The Way We Weren’t

The other night, I had a wonderfully romantic dream about my high school crush.  Though I haven’t thought of the boy in years, he’s always been the one infatuation I’ve regretted not having a chance to explore.  Back then, he was popular, studly, too cute for my ugly duckling high school self.  For two long, rather ridiculous years, he was the light of my life, the fire of my loins, the name scribbled on the inside of my locker.

In the dream, we were at a reunion, where Crush lamented not having had his act together enough to see how special I was back in school and thus, become mine forever.  I woke up in one of those dizzyingly rapturous post-dream spells where, despite everything good awaiting you in real life, you only want to go back to sleep.  Already, I’d been having dreams of ex-boyfriends and now here I was dreaming about my very first gut-wrenching love.  Obviously, my subconscious had something to tell me.

The next morning, I eagerly fired up Facebook to do a search, and wouldn’t you know, up came Crush’s name.  As the page loaded, I was as nervous as I’d been when the two of us were partnered up in an English class reading of Hamlet.  What if our destinies were about to become enmeshed?

At first I didn’t recognize the somewhat handsome, though mostly chubby, grey-haired papa bear in the profile pic.  Where was the serpentine smirk that used to make me go gaga, the lustful twinkle in the eye that made all the girls go gooey?  Maybe this old guy was my Crush’s uncle.

But alas, ‘twas he, the Jake Ryan of my Sixteen Candles-esque high school fantasies.  How odd to see a person jump in your imagination from seventeen to near middle age.  What a disconcerting way to be reminded of the passage of time.

Equally odd was the life my crush had built for himself.  He was an accountant.  He and his family were living in some weird town in Texas.  He was a raging Conservative.

Strange ‘cause this was a guy who dated foreign exchange students and girls from the other side of the racial divide, he was one of the first kids in our school to dig hip hop, he was popular because he was gorgeous but also because he was ahead of all kinds of cultural curves.

Crush looked happy and I hope he is, yet I still kinda wondered what happened.  Mostly, I regretted ever feeling so lousy for not having made it fully onto his radar.

I’ve been fortunate enough to stay in touch with many of my exes and though I admire their lives, I’m glad I’m not in them.  I would never want to live in a weird town in Texas and attend Tea Party rallies, just as I’m glad things never worked out with my ex in the clink now for shady ties to the mob.  Boy, was that a close one.

Knowing I’ve dodged a bullet would make the whole mourning process easier.  Not because my exes lives are terrible, quite the contrary; but because knowing we were on different paths makes the breakup a good and right outcome.  I know full well my exes probably check out Facebook and thank their lucky stars they didn’t end up with that goofy writer who spent her twenties gallivanting around Europe rather than paying a mortgage.

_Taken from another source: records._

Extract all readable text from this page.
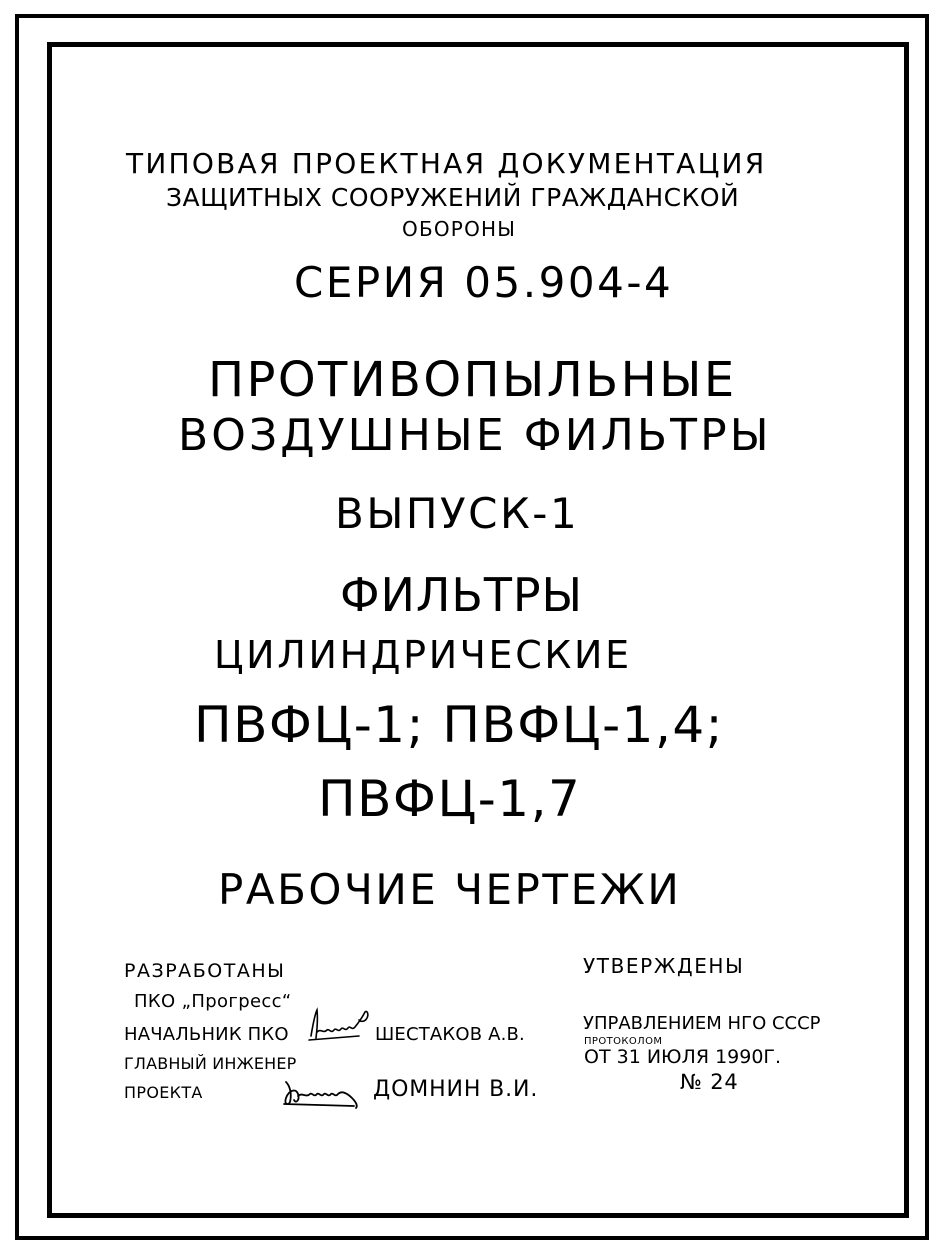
ТИПОВАЯ ПРОЕКТНАЯ ДОКУМЕНТАЦИЯ
ЗАЩИТНЫХ СООРУЖЕНИЙ ГРАЖДАНСКОЙ
ОБОРОНЫ
СЕРИЯ 05.904-4
ПРОТИВОПЫЛЬНЫЕ
ВОЗДУШНЫЕ ФИЛЬТРЫ
ВЫПУСК-1
ФИЛЬТРЫ
ЦИЛИНДРИЧЕСКИЕ
ПВФЦ-1; ПВФЦ-1,4;
ПВФЦ-1,7
РАБОЧИЕ ЧЕРТЕЖИ
РАЗРАБОТАНЫ
ПКО „Прогресс“
НАЧАЛЬНИК ПКО	ШЕСТАКОВ А.В.
ГЛАВНЫЙ ИНЖЕНЕР
ПРОЕКТА	ДОМНИН В.И.
УТВЕРЖДЕНЫ
УПРАВЛЕНИЕМ НГО СССР
ПРОТОКОЛОМ
ОТ 31 ИЮЛЯ 1990Г.
№ 24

So I hereby make the following request to, let’s say, Google: would you guys mind making some kind of application in which one could project ten or twenty years into the future to see what kind of person a current, prospective or ex partner becomes?  That way, the poor girl who goes unnoticed by the jock in study hall, the husband who gets dumped by his wife, the crazy-in-love gal whose man suddenly asks for an open relationship, can stop agonizing.

People say ‘everything happens for a reason’ when a relationship goes sour, but we all know that’s a load.  Imagine how much better you’d feel if in the midst of a breakup, a quick Google search could assure you, ‘no worries.  In ten years, he’ll be living in a trailer park in Kansas.’